The phone is also stocked full of other LeEco apps, like LeVidi, which is LeEco’s second-rate YouTube competitor, and Yahoo Weather. If you’ve been keeping up with all the Yahoo-related news you’ll understand why we don’t want the Yahoo name anywhere near our phone.
All of this could be remedied if the phone was capable of running the Google Pixel launcher. Unfortunately, the Le S3 is stuck on Android 6.0, so you won’t even get access to Google’s latest launcher to replace eUI. Instead you’ll be stuck with the aging Google Now launcher. Even that, however, is infinitely better than eUI. LeEco needs to seriously simplify eUI, get rid of a number of the apps, and stop trying to shove its services down our throats.
Warranty, customer service, and software updates
LeEco offers a limited one-year warranty, which covers defects in the hardware. You can get it repaired, replaced, or refunded with the warranty. LeEco has a service partner that will repair your device. If you’re out of warranty or your issue isn’t covered, you’ll have to pay a fee for the repair. You can read the full details of what’s covered here.
LeEco also offers a thing called EcoPass, which gives you access to more content, an extended 2-year warranty on phones, unlimited cloud storage for photos, and more. You get a free, three-month trial when you buy a LeEco phone. The exact price of the service after the free period has yet to be announced.
If you run into problems, you can call, email, or chat with a customer service representative. YOu’ll also have to buy the Le S3 full price online, because it’s not at carriers. You can also get it online at Target now.
As far as software updates go, LeEco has been good about issuing the security patches, but the full software version updates are taking a while. The phone still runs Android Marshmallow with the December security patch.
Like the Le Pro 3, the LeEco Le S3 is an excellent phone that’s let down by a few key issues – software being the biggest one. You can, however, switch over to the Google Now launcher or your other launcher of choice, which helps alleviate some of the software issues.
Is there a better alternative?
With a sub-$250 price tag, you really can’t do much better than the Le S3. However, if you can’t stand eUI, we’d recommend the Moto G4 Plus with its near-to-stock Android experience. You’re also likely to get more timely software updates on the Moto G4 Plus. Another good alternative is the Honor 6X, which boasts dual-camera tech, a sleek metal build, and a much more reliable fingerprint sensor.
How long will it last?
As with any smartphone, you’ll probably want to get a case. On top of that, the phone isn’t officially waterproof at all, so keep that in mind on the day-to-day.

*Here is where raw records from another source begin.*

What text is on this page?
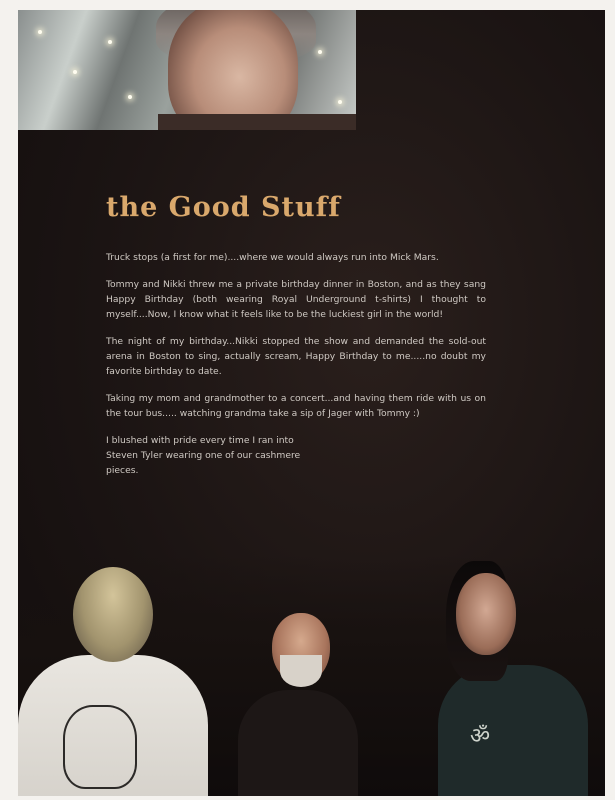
the Good Stuff

Truck stops (a first for me)....where we would always run into Mick Mars.

Tommy and Nikki threw me a private birthday dinner in Boston, and as they sang Happy Birthday (both wearing Royal Underground t-shirts) I thought to myself....Now, I know what it feels like to be the luckiest girl in the world!

The night of my birthday...Nikki stopped the show and demanded the sold-out arena in Boston to sing, actually scream, Happy Birthday to me.....no doubt my favorite birthday to date.

Taking my mom and grandmother to a concert...and having them ride with us on the tour bus..... watching grandma take a sip of Jager with Tommy :)

I blushed with pride every time I ran into Steven Tyler wearing one of our cashmere pieces.

ॐ
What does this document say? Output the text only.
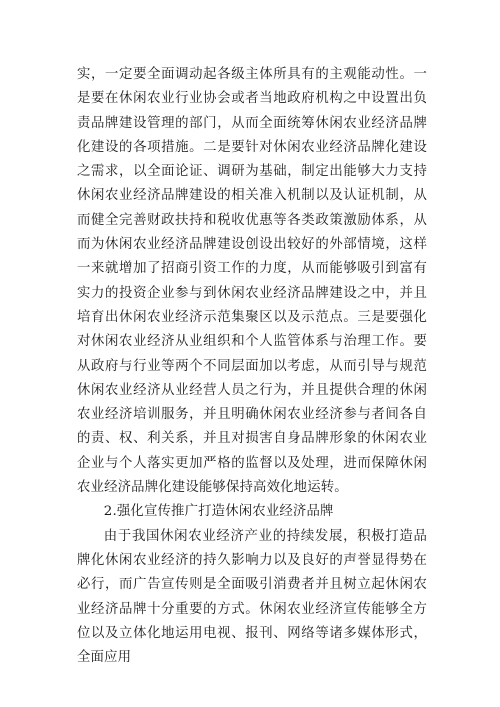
实，一定要全面调动起各级主体所具有的主观能动性。一是要在休闲农业行业协会或者当地政府机构之中设置出负责品牌建设管理的部门，从而全面统筹休闲农业经济品牌化建设的各项措施。二是要针对休闲农业经济品牌化建设之需求，以全面论证、调研为基础，制定出能够大力支持休闲农业经济品牌建设的相关准入机制以及认证机制，从而健全完善财政扶持和税收优惠等各类政策激励体系，从而为休闲农业经济品牌建设创设出较好的外部情境，这样一来就增加了招商引资工作的力度，从而能够吸引到富有实力的投资企业参与到休闲农业经济品牌建设之中，并且培育出休闲农业经济示范集聚区以及示范点。三是要强化对休闲农业经济从业组织和个人监管体系与治理工作。要从政府与行业等两个不同层面加以考虑，从而引导与规范休闲农业经济从业经营人员之行为，并且提供合理的休闲农业经济培训服务，并且明确休闲农业经济参与者间各自的责、权、利关系，并且对损害自身品牌形象的休闲农业企业与个人落实更加严格的监督以及处理，进而保障休闲农业经济品牌化建设能够保持高效化地运转。

2.强化宣传推广打造休闲农业经济品牌

由于我国休闲农业经济产业的持续发展，积极打造品牌化休闲农业经济的持久影响力以及良好的声誉显得势在必行，而广告宣传则是全面吸引消费者并且树立起休闲农业经济品牌十分重要的方式。休闲农业经济宣传能够全方位以及立体化地运用电视、报刊、网络等诸多媒体形式，全面应用
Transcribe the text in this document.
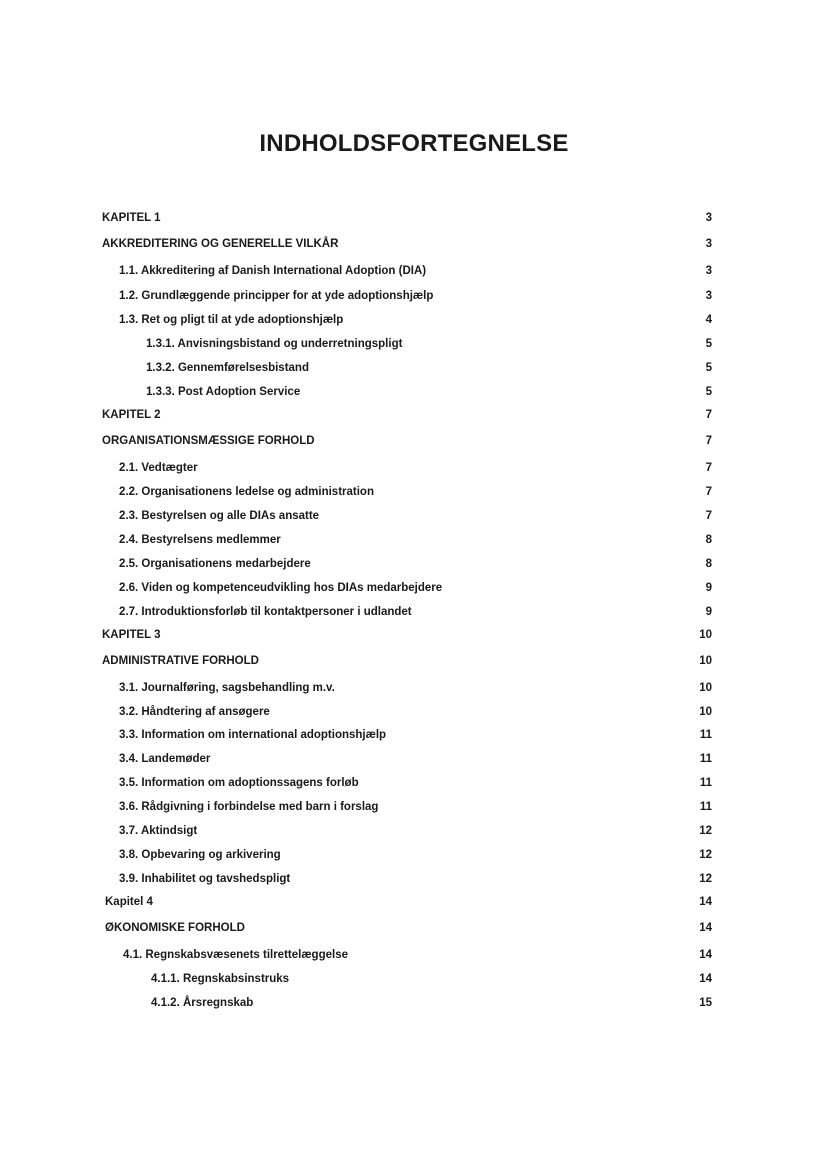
INDHOLDSFORTEGNELSE
KAPITEL 1	3
AKKREDITERING OG GENERELLE VILKÅR	3
1.1. Akkreditering af Danish International Adoption (DIA)	3
1.2. Grundlæggende principper for at yde adoptionshjælp	3
1.3. Ret og pligt til at yde adoptionshjælp	4
1.3.1. Anvisningsbistand og underretningspligt	5
1.3.2. Gennemførelsesbistand	5
1.3.3. Post Adoption Service	5
KAPITEL 2	7
ORGANISATIONSMÆSSIGE FORHOLD	7
2.1. Vedtægter	7
2.2. Organisationens ledelse og administration	7
2.3. Bestyrelsen og alle DIAs ansatte	7
2.4. Bestyrelsens medlemmer	8
2.5. Organisationens medarbejdere	8
2.6. Viden og kompetenceudvikling hos DIAs medarbejdere	9
2.7. Introduktionsforløb til kontaktpersoner i udlandet	9
KAPITEL 3	10
ADMINISTRATIVE FORHOLD	10
3.1. Journalføring, sagsbehandling m.v.	10
3.2. Håndtering af ansøgere	10
3.3. Information om international adoptionshjælp	11
3.4. Landemøder	11
3.5. Information om adoptionssagens forløb	11
3.6. Rådgivning i forbindelse med barn i forslag	11
3.7. Aktindsigt	12
3.8. Opbevaring og arkivering	12
3.9. Inhabilitet og tavshedspligt	12
Kapitel 4	14
ØKONOMISKE FORHOLD	14
4.1. Regnskabsvæsenets tilrettelæggelse	14
4.1.1. Regnskabsinstruks	14
4.1.2. Årsregnskab	15
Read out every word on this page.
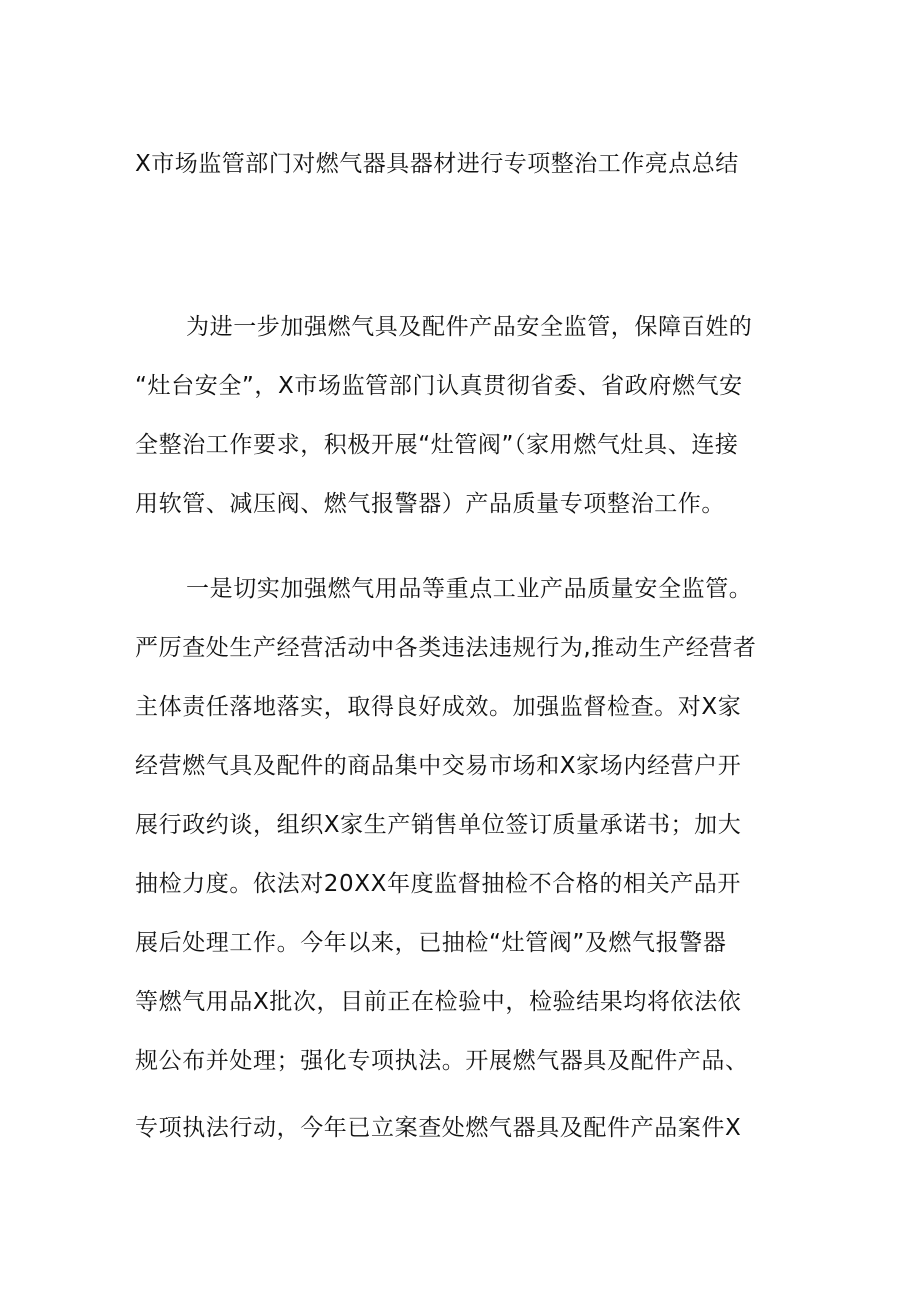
X市场监管部门对燃气器具器材进行专项整治工作亮点总结
为进一步加强燃气具及配件产品安全监管，保障百姓的
“灶台安全”，X市场监管部门认真贯彻省委、省政府燃气安
全整治工作要求，积极开展“灶管阀”（家用燃气灶具、连接
用软管、减压阀、燃气报警器）产品质量专项整治工作。
一是切实加强燃气用品等重点工业产品质量安全监管。
严厉查处生产经营活动中各类违法违规行为,推动生产经营者
主体责任落地落实，取得良好成效。加强监督检查。对X家
经营燃气具及配件的商品集中交易市场和X家场内经营户开
展行政约谈，组织X家生产销售单位签订质量承诺书；加大
抽检力度。依法对20XX年度监督抽检不合格的相关产品开
展后处理工作。今年以来，已抽检“灶管阀”及燃气报警器
等燃气用品X批次，目前正在检验中，检验结果均将依法依
规公布并处理；强化专项执法。开展燃气器具及配件产品、
专项执法行动，今年已立案查处燃气器具及配件产品案件X
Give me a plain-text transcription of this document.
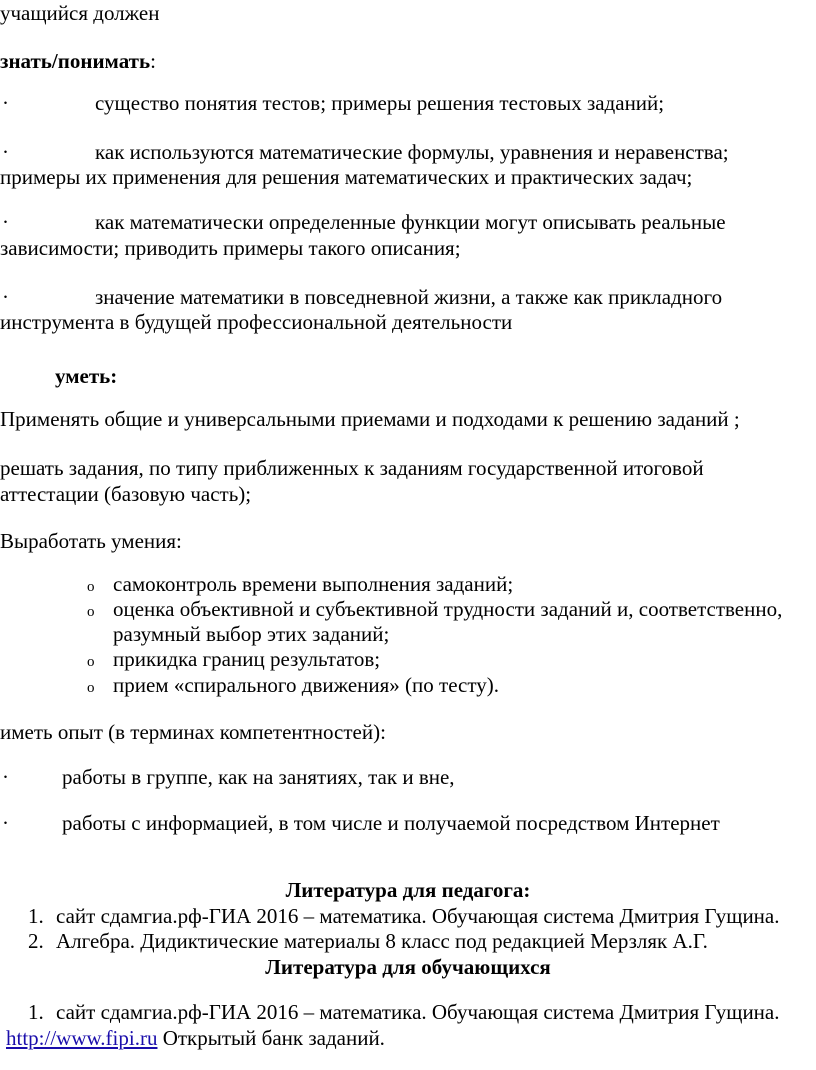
учащийся должен
знать/понимать:
·	существо понятия тестов; примеры решения тестовых заданий;
·	как используются математические формулы, уравнения и неравенства;
примеры их применения для решения математических и практических задач;
·	как математически определенные функции могут описывать реальные
зависимости; приводить примеры такого описания;
·	значение математики в повседневной жизни, а также как прикладного
инструмента в будущей профессиональной деятельности
уметь:
Применять общие и универсальными приемами и подходами к решению заданий ;
решать задания, по типу приближенных к заданиям государственной итоговой
аттестации (базовую часть);
Выработать умения:
o самоконтроль времени выполнения заданий;
o оценка объективной и субъективной трудности заданий и, соответственно,
разумный выбор этих заданий;
o прикидка границ результатов;
o прием «спирального движения» (по тесту).
иметь опыт (в терминах компетентностей):
·	работы в группе, как на занятиях, так и вне,
·	работы с информацией, в том числе и получаемой посредством Интернет
Литература для педагога:
1. сайт сдамгиа.рф-ГИА 2016 – математика. Обучающая система Дмитрия Гущина.
2. Алгебра. Дидиктические материалы 8 класс под редакцией Мерзляк А.Г.
Литература для обучающихся
1. сайт сдамгиа.рф-ГИА 2016 – математика. Обучающая система Дмитрия Гущина.
http://www.fipi.ru Открытый банк заданий.
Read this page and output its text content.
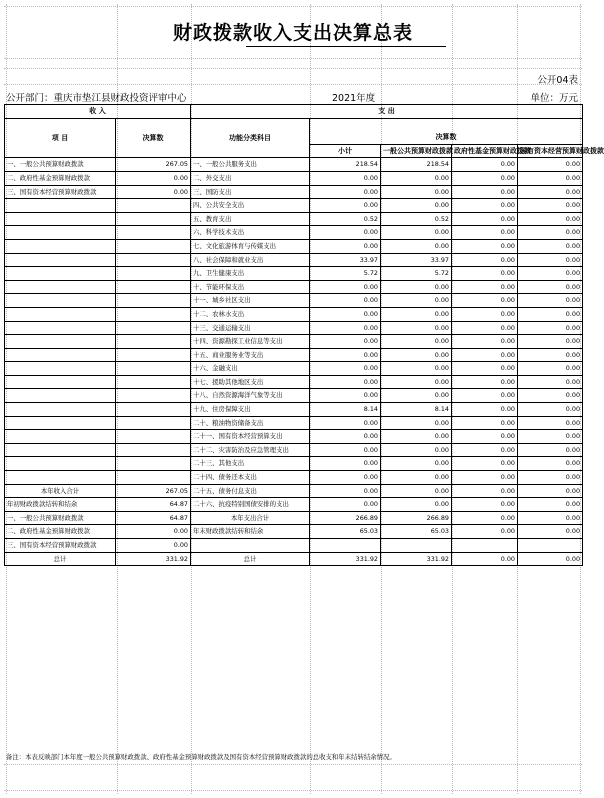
财政拨款收入支出决算总表
公开04表
公开部门：重庆市垫江县财政投资评审中心	2021年度	单位：万元
收 入		支 出				
项 目	决算数	功能分类科目				
			决算数			
			小计	一般公共预算财政拨款	政府性基金预算财政拨款	国有资本经营预算财政拨款
一、一般公共预算财政拨款	267.05	一、一般公共服务支出	218.54	218.54	0.00	0.00
二、政府性基金预算财政拨款	0.00	二、外交支出	0.00	0.00	0.00	0.00
三、国有资本经营预算财政拨款	0.00	三、国防支出	0.00	0.00	0.00	0.00
		四、公共安全支出	0.00	0.00	0.00	0.00
		五、教育支出	0.52	0.52	0.00	0.00
		六、科学技术支出	0.00	0.00	0.00	0.00
		七、文化旅游体育与传媒支出	0.00	0.00	0.00	0.00
		八、社会保障和就业支出	33.97	33.97	0.00	0.00
		九、卫生健康支出	5.72	5.72	0.00	0.00
		十、节能环保支出	0.00	0.00	0.00	0.00
		十一、城乡社区支出	0.00	0.00	0.00	0.00
		十二、农林水支出	0.00	0.00	0.00	0.00
		十三、交通运输支出	0.00	0.00	0.00	0.00
		十四、资源勘探工业信息等支出	0.00	0.00	0.00	0.00
		十五、商业服务业等支出	0.00	0.00	0.00	0.00
		十六、金融支出	0.00	0.00	0.00	0.00
		十七、援助其他地区支出	0.00	0.00	0.00	0.00
		十八、自然资源海洋气象等支出	0.00	0.00	0.00	0.00
		十九、住房保障支出	8.14	8.14	0.00	0.00
		二十、粮油物资储备支出	0.00	0.00	0.00	0.00
		二十一、国有资本经营预算支出	0.00	0.00	0.00	0.00
		二十二、灾害防治及应急管理支出	0.00	0.00	0.00	0.00
		二十三、其他支出	0.00	0.00	0.00	0.00
		二十四、债务还本支出	0.00	0.00	0.00	0.00
本年收入合计	267.05	二十五、债务付息支出	0.00	0.00	0.00	0.00
年初财政拨款结转和结余	64.87	二十六、抗疫特别国债安排的支出	0.00	0.00	0.00	0.00
一、一般公共预算财政拨款	64.87	本年支出合计	266.89	266.89	0.00	0.00
二、政府性基金预算财政拨款	0.00	年末财政拨款结转和结余	65.03	65.03	0.00	0.00
三、国有资本经营预算财政拨款	0.00					
总计	331.92	总计	331.92	331.92	0.00	0.00
备注：本表反映部门本年度一般公共预算财政拨款、政府性基金预算财政拨款及国有资本经营预算财政拨款的总收支和年末结转结余情况。
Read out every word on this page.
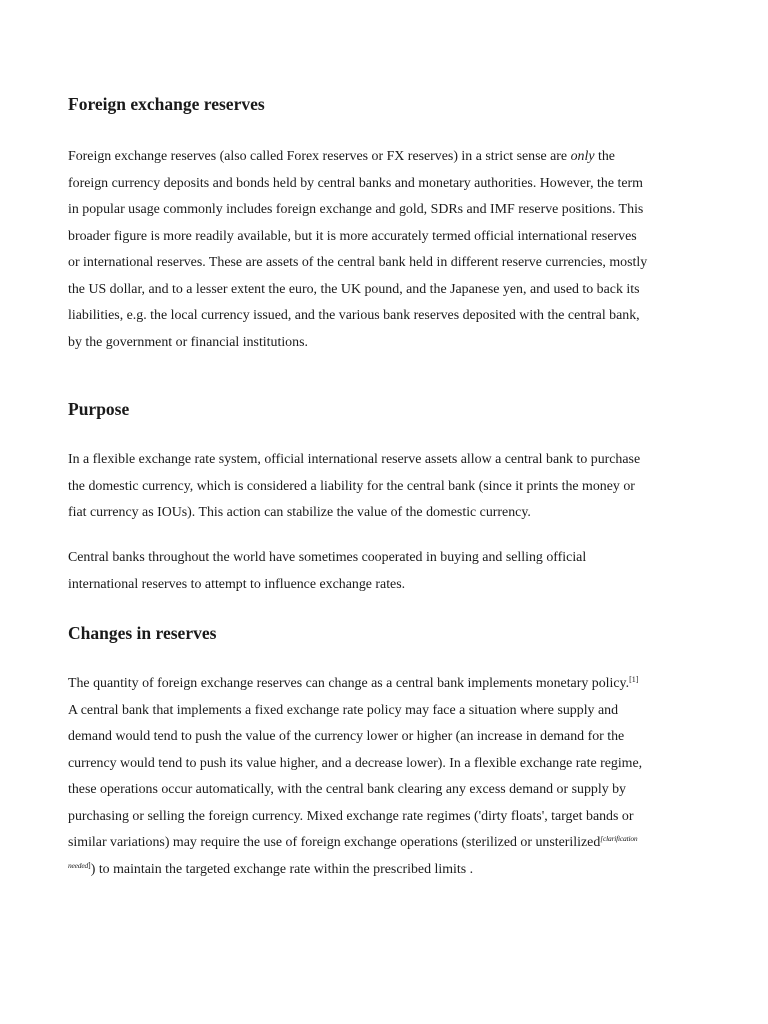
Foreign exchange reserves

Foreign exchange reserves (also called Forex reserves or FX reserves) in a strict sense are only the
foreign currency deposits and bonds held by central banks and monetary authorities. However, the term
in popular usage commonly includes foreign exchange and gold, SDRs and IMF reserve positions. This
broader figure is more readily available, but it is more accurately termed official international reserves
or international reserves. These are assets of the central bank held in different reserve currencies, mostly
the US dollar, and to a lesser extent the euro, the UK pound, and the Japanese yen, and used to back its
liabilities, e.g. the local currency issued, and the various bank reserves deposited with the central bank,
by the government or financial institutions.

Purpose

In a flexible exchange rate system, official international reserve assets allow a central bank to purchase
the domestic currency, which is considered a liability for the central bank (since it prints the money or
fiat currency as IOUs). This action can stabilize the value of the domestic currency.

Central banks throughout the world have sometimes cooperated in buying and selling official
international reserves to attempt to influence exchange rates.

Changes in reserves

The quantity of foreign exchange reserves can change as a central bank implements monetary policy.[1]
A central bank that implements a fixed exchange rate policy may face a situation where supply and
demand would tend to push the value of the currency lower or higher (an increase in demand for the
currency would tend to push its value higher, and a decrease lower). In a flexible exchange rate regime,
these operations occur automatically, with the central bank clearing any excess demand or supply by
purchasing or selling the foreign currency. Mixed exchange rate regimes ('dirty floats', target bands or
similar variations) may require the use of foreign exchange operations (sterilized or unsterilized$^{[clarification}$
$^{needed]}$) to maintain the targeted exchange rate within the prescribed limits .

With regular use, the Le S3 should last at least two years, as long as it doesn’t suffer from too many drops or any plunges into water. The only worry is software updates, which may not arrive in a timely manner.
Should you buy it?
Probably not. If you’re looking for the best phone under $250, the Le S3 is a good deal. Its only real downside is software — eUI isn’t pleasant to use and LeEco is unlikely to push timely software version updates to the device. We recommend you consider the Moto G4 Plus instead for up-to-date software that’s not bogged down with pointless services. Another alternative for those who want a metal phone and don’t mind a little bit of software meddling is the Honor 6X.